Das bedeutet, dass Sie sich bei jedem Verdacht auf eine plötzliche einseitige oder beidseitige Hörminderung möglichst innerhalb von 3 Tagen bei einem HNO-Facharzt Ihres Vertrauens vorstellen sollten.

Die Ursachen des Hörsturzes gelten bis heute wissenschaftlich als nicht gesichert. Dennoch sollte eine gründliche Diagnostik mit dem Ziel erfolgen, bisher persönlich unbekannte bzw. in anderem Zusammenhang bekannte Gesundheitsstörungen oder Erkrankungen zu ermitteln, die kontinuierlich oder in Schüben das Gehör zerstören. Dazu erfolgen bei uns:

  • Anamnestisches Erstgespräch
  • Umfangreiche Gehördiagnostik
  • Objektive Hörtestverfahren
  • gründliche Laborchemische Untersuchungen

  • Therapiebegleitende Verlaufskontrollen
  • Übergabe einer ausführlichen schriftlichen Information über den Typ Ihres Hörsturzes, seinen Therapiemöglichkeiten gemäß standardisierter Behandlungsverfahren.

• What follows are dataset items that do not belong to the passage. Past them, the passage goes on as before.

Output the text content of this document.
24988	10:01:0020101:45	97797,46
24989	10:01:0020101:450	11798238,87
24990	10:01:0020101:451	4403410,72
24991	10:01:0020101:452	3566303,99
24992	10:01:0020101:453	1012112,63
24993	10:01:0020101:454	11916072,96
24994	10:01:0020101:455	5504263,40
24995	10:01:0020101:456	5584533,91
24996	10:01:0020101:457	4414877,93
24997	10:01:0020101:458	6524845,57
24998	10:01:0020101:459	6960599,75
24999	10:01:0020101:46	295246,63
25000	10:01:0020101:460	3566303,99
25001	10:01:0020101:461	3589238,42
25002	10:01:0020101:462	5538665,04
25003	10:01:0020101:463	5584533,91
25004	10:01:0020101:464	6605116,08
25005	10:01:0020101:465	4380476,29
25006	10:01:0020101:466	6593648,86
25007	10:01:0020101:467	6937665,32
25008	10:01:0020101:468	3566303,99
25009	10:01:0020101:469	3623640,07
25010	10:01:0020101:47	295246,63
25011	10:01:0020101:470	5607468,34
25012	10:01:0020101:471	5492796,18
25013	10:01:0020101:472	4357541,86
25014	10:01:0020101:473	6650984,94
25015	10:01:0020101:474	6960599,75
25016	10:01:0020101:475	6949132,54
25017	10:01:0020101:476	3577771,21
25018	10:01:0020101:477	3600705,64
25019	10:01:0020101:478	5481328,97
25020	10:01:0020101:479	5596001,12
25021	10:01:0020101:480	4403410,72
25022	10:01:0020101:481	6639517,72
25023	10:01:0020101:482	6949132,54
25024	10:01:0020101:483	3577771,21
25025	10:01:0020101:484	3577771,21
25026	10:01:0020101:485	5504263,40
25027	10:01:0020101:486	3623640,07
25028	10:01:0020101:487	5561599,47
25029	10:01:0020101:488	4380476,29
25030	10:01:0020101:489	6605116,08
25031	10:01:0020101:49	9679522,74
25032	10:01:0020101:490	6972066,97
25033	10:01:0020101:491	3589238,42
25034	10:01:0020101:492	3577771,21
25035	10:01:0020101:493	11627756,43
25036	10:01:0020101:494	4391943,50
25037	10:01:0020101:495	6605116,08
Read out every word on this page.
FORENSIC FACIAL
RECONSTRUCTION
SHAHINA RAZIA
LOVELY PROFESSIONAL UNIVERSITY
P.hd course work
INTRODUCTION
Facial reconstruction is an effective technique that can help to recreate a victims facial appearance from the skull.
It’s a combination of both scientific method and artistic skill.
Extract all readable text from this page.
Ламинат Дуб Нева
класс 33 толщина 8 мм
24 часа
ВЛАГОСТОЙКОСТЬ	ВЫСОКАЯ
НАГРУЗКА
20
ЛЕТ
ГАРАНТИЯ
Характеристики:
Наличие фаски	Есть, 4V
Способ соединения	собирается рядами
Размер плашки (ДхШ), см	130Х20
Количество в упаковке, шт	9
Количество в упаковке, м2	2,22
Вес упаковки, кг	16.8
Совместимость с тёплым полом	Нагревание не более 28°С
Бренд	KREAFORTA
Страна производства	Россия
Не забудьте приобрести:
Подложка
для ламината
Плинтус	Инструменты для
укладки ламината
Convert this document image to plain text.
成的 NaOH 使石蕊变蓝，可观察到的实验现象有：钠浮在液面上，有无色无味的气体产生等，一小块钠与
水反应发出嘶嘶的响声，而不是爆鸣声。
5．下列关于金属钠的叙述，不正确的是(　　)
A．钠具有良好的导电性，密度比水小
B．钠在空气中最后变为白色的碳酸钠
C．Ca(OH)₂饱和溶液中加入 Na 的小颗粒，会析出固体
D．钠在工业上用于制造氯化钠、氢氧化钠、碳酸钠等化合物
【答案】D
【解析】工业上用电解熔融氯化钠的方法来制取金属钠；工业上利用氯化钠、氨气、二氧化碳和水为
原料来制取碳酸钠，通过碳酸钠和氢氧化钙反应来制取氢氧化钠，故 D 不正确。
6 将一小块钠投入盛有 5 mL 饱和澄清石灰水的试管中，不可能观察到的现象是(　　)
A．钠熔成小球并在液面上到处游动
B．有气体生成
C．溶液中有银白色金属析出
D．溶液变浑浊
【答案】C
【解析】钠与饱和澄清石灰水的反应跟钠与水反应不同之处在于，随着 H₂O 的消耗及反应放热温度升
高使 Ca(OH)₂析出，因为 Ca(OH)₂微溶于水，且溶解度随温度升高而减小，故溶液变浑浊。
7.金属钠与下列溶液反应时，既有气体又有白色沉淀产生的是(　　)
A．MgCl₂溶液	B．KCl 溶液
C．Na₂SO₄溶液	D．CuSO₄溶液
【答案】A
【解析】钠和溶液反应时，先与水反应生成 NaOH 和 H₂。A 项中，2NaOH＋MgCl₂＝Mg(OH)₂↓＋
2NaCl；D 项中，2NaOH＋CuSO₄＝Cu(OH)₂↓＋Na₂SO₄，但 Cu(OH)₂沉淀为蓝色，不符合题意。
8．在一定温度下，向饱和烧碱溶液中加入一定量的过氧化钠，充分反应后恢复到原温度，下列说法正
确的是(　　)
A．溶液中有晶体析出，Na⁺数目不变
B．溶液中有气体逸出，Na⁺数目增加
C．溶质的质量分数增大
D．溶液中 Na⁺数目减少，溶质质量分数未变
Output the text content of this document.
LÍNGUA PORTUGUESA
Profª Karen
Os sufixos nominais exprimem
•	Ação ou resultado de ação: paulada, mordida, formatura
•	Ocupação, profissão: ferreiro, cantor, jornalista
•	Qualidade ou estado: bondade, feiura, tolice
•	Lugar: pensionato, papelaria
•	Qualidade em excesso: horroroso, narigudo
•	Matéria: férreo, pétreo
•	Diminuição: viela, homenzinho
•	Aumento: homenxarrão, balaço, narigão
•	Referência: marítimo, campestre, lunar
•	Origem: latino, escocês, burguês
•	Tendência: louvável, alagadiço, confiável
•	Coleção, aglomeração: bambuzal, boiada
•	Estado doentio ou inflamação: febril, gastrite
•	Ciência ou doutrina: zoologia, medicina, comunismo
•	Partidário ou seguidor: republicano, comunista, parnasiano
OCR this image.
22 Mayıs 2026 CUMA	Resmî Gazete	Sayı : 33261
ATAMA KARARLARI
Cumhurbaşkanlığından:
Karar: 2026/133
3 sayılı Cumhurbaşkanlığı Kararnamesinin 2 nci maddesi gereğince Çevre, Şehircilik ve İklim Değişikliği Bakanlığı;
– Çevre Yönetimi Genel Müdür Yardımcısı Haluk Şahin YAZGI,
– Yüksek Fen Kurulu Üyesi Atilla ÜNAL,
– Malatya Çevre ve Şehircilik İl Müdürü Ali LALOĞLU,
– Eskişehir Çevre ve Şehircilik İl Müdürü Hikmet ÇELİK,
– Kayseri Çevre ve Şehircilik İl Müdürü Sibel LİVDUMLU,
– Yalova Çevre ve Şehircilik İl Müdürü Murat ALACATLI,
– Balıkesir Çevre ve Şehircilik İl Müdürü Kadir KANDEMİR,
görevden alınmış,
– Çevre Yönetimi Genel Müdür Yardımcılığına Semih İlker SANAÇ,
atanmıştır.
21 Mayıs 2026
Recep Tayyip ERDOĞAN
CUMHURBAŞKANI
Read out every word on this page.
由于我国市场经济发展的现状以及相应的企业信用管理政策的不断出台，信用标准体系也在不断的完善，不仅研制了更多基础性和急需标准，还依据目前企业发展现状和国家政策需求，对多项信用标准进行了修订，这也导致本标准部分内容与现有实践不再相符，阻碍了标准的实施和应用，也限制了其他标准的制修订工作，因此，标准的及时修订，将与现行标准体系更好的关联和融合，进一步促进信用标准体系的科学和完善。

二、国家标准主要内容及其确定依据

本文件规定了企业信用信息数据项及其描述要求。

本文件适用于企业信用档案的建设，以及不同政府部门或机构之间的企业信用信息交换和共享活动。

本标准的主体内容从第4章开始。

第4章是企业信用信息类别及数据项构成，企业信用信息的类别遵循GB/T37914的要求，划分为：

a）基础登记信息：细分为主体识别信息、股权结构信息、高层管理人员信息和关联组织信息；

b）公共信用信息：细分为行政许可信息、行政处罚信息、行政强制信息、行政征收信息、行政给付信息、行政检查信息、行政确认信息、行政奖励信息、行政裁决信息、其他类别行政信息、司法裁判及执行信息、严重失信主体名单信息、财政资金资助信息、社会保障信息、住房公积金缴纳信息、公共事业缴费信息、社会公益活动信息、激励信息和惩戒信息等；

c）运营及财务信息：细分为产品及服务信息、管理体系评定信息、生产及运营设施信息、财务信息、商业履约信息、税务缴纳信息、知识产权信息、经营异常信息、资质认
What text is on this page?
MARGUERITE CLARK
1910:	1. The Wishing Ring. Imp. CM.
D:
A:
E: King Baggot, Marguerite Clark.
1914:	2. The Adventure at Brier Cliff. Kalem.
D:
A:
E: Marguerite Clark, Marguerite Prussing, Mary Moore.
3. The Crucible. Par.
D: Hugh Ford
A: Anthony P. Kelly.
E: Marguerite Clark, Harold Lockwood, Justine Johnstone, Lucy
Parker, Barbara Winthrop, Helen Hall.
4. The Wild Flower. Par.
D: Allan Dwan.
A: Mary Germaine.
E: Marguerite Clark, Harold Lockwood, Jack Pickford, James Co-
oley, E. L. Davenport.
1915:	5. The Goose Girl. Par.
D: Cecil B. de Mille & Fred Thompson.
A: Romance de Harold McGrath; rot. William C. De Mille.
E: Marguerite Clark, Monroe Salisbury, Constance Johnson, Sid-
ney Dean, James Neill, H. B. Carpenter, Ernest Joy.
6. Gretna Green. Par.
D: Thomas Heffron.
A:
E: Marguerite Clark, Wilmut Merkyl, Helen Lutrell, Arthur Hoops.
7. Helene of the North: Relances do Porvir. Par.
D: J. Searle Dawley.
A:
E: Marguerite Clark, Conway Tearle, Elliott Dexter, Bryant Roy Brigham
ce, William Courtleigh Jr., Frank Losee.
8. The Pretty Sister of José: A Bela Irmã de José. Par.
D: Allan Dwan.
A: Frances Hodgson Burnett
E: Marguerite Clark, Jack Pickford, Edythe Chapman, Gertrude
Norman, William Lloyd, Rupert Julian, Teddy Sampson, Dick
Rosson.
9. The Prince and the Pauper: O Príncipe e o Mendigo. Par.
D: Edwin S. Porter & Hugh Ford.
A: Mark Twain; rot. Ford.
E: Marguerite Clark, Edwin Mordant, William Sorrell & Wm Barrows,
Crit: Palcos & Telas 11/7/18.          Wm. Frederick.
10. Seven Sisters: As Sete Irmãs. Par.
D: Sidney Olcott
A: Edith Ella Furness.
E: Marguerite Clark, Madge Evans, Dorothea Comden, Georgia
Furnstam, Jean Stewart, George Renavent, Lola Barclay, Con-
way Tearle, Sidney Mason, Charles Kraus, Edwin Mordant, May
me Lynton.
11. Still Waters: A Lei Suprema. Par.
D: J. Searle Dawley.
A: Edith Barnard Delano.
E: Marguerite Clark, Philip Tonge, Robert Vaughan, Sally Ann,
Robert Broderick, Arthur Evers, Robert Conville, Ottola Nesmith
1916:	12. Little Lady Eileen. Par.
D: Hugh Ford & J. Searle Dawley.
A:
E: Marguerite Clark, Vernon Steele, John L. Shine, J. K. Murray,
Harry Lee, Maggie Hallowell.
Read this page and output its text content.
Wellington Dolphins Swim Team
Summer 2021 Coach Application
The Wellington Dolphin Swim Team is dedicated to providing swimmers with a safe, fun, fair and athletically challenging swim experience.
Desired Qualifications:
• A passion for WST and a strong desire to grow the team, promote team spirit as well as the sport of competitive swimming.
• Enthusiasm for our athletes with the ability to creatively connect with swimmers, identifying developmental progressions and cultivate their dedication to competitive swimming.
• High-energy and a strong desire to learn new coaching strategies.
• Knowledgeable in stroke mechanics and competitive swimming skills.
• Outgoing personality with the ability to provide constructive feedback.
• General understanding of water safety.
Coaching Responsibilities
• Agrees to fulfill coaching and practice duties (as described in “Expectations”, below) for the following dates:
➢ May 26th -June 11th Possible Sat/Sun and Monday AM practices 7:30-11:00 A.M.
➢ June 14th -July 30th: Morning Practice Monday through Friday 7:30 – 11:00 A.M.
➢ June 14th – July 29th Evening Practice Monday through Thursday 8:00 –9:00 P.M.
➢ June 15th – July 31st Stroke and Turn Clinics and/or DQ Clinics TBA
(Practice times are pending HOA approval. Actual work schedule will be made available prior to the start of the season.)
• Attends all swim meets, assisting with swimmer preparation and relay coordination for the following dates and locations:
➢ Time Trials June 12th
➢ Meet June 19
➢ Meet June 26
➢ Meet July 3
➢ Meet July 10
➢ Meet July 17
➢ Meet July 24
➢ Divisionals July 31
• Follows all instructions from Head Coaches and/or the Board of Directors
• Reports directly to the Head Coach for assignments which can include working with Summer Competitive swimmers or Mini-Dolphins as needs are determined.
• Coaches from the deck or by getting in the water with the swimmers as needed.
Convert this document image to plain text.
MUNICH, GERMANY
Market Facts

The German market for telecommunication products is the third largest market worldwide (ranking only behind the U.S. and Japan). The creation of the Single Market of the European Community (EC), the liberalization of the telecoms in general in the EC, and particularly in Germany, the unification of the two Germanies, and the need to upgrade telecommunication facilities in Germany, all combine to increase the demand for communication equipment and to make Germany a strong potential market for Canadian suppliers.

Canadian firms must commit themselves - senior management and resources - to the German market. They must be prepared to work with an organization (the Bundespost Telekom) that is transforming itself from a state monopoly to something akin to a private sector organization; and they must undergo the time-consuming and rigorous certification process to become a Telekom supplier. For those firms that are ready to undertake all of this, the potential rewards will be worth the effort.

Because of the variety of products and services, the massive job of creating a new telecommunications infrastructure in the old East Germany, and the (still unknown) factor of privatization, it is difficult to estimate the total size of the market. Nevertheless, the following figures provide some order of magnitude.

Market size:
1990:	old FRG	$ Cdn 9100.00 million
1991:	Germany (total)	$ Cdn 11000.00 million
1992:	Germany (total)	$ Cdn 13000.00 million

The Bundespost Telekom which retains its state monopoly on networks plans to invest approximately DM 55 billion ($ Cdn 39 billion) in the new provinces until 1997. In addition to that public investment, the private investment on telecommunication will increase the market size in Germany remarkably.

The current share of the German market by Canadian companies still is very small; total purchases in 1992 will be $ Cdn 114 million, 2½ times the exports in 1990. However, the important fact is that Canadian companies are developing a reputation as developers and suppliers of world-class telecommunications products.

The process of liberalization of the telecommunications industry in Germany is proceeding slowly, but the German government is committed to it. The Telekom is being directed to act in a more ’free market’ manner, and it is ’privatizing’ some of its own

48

Die Behandlung eines Hörsturzes führen wir entsprechend dem Typ und der Schwere der Hörstörung nach verschiedenen in der Erfahrungsmedizin bewährten Verfahren1 durch. Wiederholte plötzliche Innenohrschwerhörigkeiten (z.B. Hörstürze) können zu einem bleibenden Hörschaden führen.

Auf Wunsch werden alternative Behandlungsverfahren erörtert.
Einweisung zur stationären Behandlung ist je nach Erkrankungsschwere möglich.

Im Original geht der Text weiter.